A story of courage, defiance and betrayal in Occupied Paris, perfect for fans of All the Light We Cannot See, The Book Thief and The Guernsey Literary & Potato Peel Pie Society.
Odile Souchet is obsessed with books, and her new job at the American Library in Paris – with its thriving community of students, writers and book lovers – is a dream come true. When war is declared, the Library is determined to remain open. But then the Nazis invade Paris and everything changes.
In Occupied Paris, choices as black and white as the words on a page become a murky shade of grey – choices that will put many on the wrong side of history, and the consequences of which will echo for decades to come.
Lily is a lonely teenager desperate to escape small-town Montana. She grows close to her neighbour Odile, discovering they share the same love of language, the same longings. But as Lily uncovers more about Odile’s mysterious past, she discovers a dark secret, closely guarded and long hidden.
Based on the true Second World War story of the heroic librarians at the American Library in Paris who risked their lives during the Nazi’s war on words, The Paris Library by award-winning novelist Janet Skeslien Charles is an unforgettable story of romance, friendship, family, and of heroism found in the quietest of places.
For those of you who aren’t aware, I’m an avid reader of historical fiction, and as such, I’ve read plenty of WWII historical novels, particularly those set in Occupied Paris.
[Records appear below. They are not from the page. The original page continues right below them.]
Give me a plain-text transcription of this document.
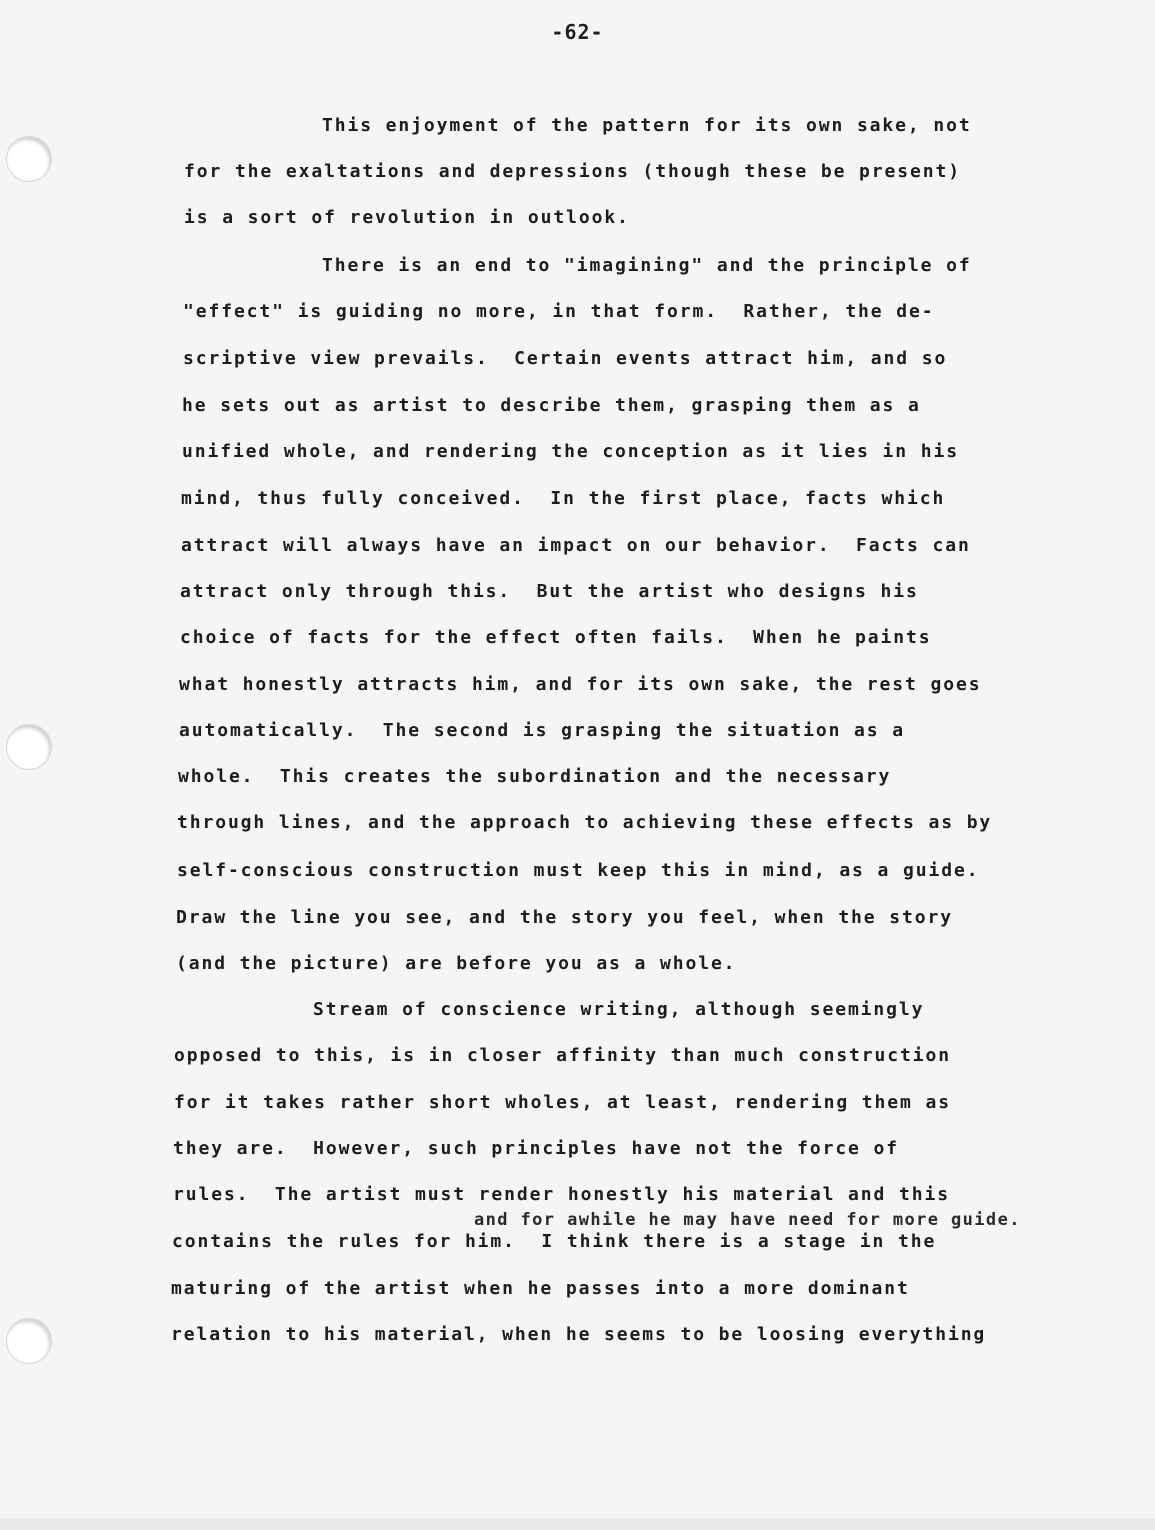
-62-
This enjoyment of the pattern for its own sake, not
for the exaltations and depressions (though these be present)
is a sort of revolution in outlook.
There is an end to "imagining" and the principle of
"effect" is guiding no more, in that form.  Rather, the de-
scriptive view prevails.  Certain events attract him, and so
he sets out as artist to describe them, grasping them as a
unified whole, and rendering the conception as it lies in his
mind, thus fully conceived.  In the first place, facts which
attract will always have an impact on our behavior.  Facts can
attract only through this.  But the artist who designs his
choice of facts for the effect often fails.  When he paints
what honestly attracts him, and for its own sake, the rest goes
automatically.  The second is grasping the situation as a
whole.  This creates the subordination and the necessary
through lines, and the approach to achieving these effects as by
self-conscious construction must keep this in mind, as a guide.
Draw the line you see, and the story you feel, when the story
(and the picture) are before you as a whole.
Stream of conscience writing, although seemingly
opposed to this, is in closer affinity than much construction
for it takes rather short wholes, at least, rendering them as
they are.  However, such principles have not the force of
rules.  The artist must render honestly his material and this
and for awhile he may have need for more guide.
contains the rules for him.  I think there is a stage in the
maturing of the artist when he passes into a more dominant
relation to his material, when he seems to be loosing everything
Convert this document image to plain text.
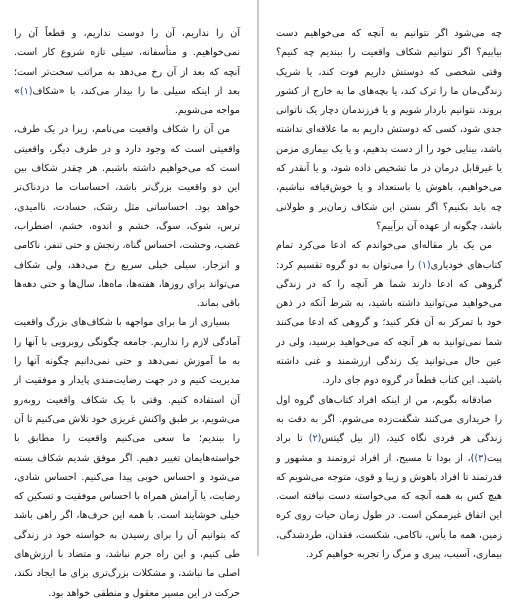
چه می‌شود اگر نتوانیم به آنچه که می‌خواهیم دست بیابیم؟ اگر نتوانیم شکاف واقعیت را ببندیم چه کنیم؟ وقتی شخصی که دوستش داریم فوت کند، یا شریک زندگی‌مان ما را ترک کند، یا بچه‌های ما به خارج از کشور بروند، نتوانیم باردار شویم و یا فرزندمان دچار یک ناتوانی جدی شود، کسی که دوستش داریم به ما علاقه‌ای نداشته باشد، بینایی خود را از دست بدهیم، و یا یک بیماری مزمن یا غیرقابل درمان در ما تشخیص داده شود، و یا آنقدر که می‌خواهیم، باهوش یا باستعداد و یا خوش‌قیافه نباشیم، چه باید بکنیم؟ اگر بستن این شکاف زمان‌بر و طولانی باشد، چگونه از عهده آن برآییم؟

من یک بار مقاله‌ای می‌خواندم که ادعا می‌کرد تمام کتاب‌های خودیاری(۱) را می‌توان به دو گروه تقسیم کرد: گروهی که ادعا دارند شما هر آنچه را که در زندگی می‌خواهید می‌توانید داشته باشید، به شرط آنکه در ذهن خود با تمرکز به آن فکر کنید؛ و گروهی که ادعا می‌کنند شما نمی‌توانید به هر آنچه که می‌خواهید برسید، ولی در عین حال می‌توانید یک زندگی ارزشمند و غنی داشته باشید. این کتاب قطعاً در گروه دوم جای دارد.

صادقانه بگویم، من از اینکه افراد کتاب‌های گروه اول را خریداری می‌کنند شگفت‌زده می‌شوم. اگر به دقت به زندگی هر فردی نگاه کنید، (از بیل گیتس(۲) تا براد پیت(۳))، از بودا تا مسیح، از افراد ثروتمند و مشهور و قدرتمند تا افراد باهوش و زیبا و قوی، متوجه می‌شویم که هیچ کس به همه آنچه که می‌خواسته دست نیافته است. این اتفاق غیرممکن است. در طول زمان حیات روی کره زمین، همه ما یأس، ناکامی، شکست، فقدان، طردشدگی، بیماری، آسیب، پیری و مرگ را تجربه خواهیم کرد.

آن را نداریم، آن را دوست نداریم، و قطعاً آن را نمی‌خواهیم. و متأسفانه، سیلی تازه شروع کار است. آنچه که بعد از آن رخ می‌دهد به مراتب سخت‌تر است؛ بعد از اینکه سیلی ما را بیدار می‌کند، با «شکاف(۱)» مواجه می‌شویم.

من آن را شکاف واقعیت می‌نامم، زیرا در یک طرف، واقعیتی است که وجود دارد و در طرف دیگر، واقعیتی است که می‌خواهیم داشته باشیم. هر چقدر شکاف بین این دو واقعیت بزرگ‌تر باشد، احساسات ما دردناک‌تر خواهد بود. احساساتی مثل رشک، حسادت، ناامیدی، ترس، شوک، سوگ، خشم و اندوه، خشم، اضطراب، غضب، وحشت، احساس گناه، رنجش و حتی تنفر، ناکامی و انزجار. سیلی خیلی سریع رخ می‌دهد، ولی شکاف می‌تواند برای روزها، هفته‌ها، ماه‌ها، سال‌ها و حتی دهه‌ها باقی بماند.

بسیاری از ما برای مواجهه با شکاف‌های بزرگ واقعیت آمادگی لازم را نداریم. جامعه چگونگی روبرویی با آنها را به ما آموزش نمی‌دهد و حتی نمی‌دانیم چگونه آنها را مدیریت کنیم و در جهت رضایت‌مندی پایدار و موفقیت از آن استفاده کنیم. وقتی با یک شکاف واقعیت روبه‌رو می‌شویم، بر طبق واکنش غریزی خود تلاش می‌کنیم تا آن را ببندیم؛ ما سعی می‌کنیم واقعیت را مطابق با خواسته‌هایمان تغییر دهیم. اگر موفق شدیم شکاف بسته می‌شود و احساس خوبی پیدا می‌کنیم. احساس شادی، رضایت، یا آرامش همراه با احساس موفقیت و تسکین که خیلی خوشایند است. با همه این حرف‌ها، اگر راهی باشد که بتوانیم آن را برای رسیدن به خواسته خود در زندگی طی کنیم، و این راه جرم نباشد، و متضاد با ارزش‌های اصلی ما نباشد، و مشکلات بزرگ‌تری برای ما ایجاد نکند، حرکت در این مسیر معقول و منطقی خواهد بود.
The Paris Library was unlike any of these. Following Odile in her new job at the American Library in Paris, the novel offers a unique and refreshing take on the events of WWII, as seen through the lens of the library, its staff and subscribers.
The Paris setting was vividly imagined and beautifully wrought, especially the library, which is depicted as a warm, happy, safe and enlightened place. Charles herself actually lived in Paris for over a decade and even worked at The American Library in Paris, which is certainly evident when you follow her detailed descriptions of this building and the different kinds of people who occupied it.
While the novel is filled with gorgeous settings and a delightful cast of characters – some of whom actually existed in real life – what I loved the most about The Paris Library is the way it celebrates the power of books, libraries and storytelling.
Meticulously researched, moving and utterly enchanting, The Paris Library is a heart-breaking and uplifting story that is an absolute must-read for book lovers and fans of historical fiction. Books, libraries, Paris… what’s not to love?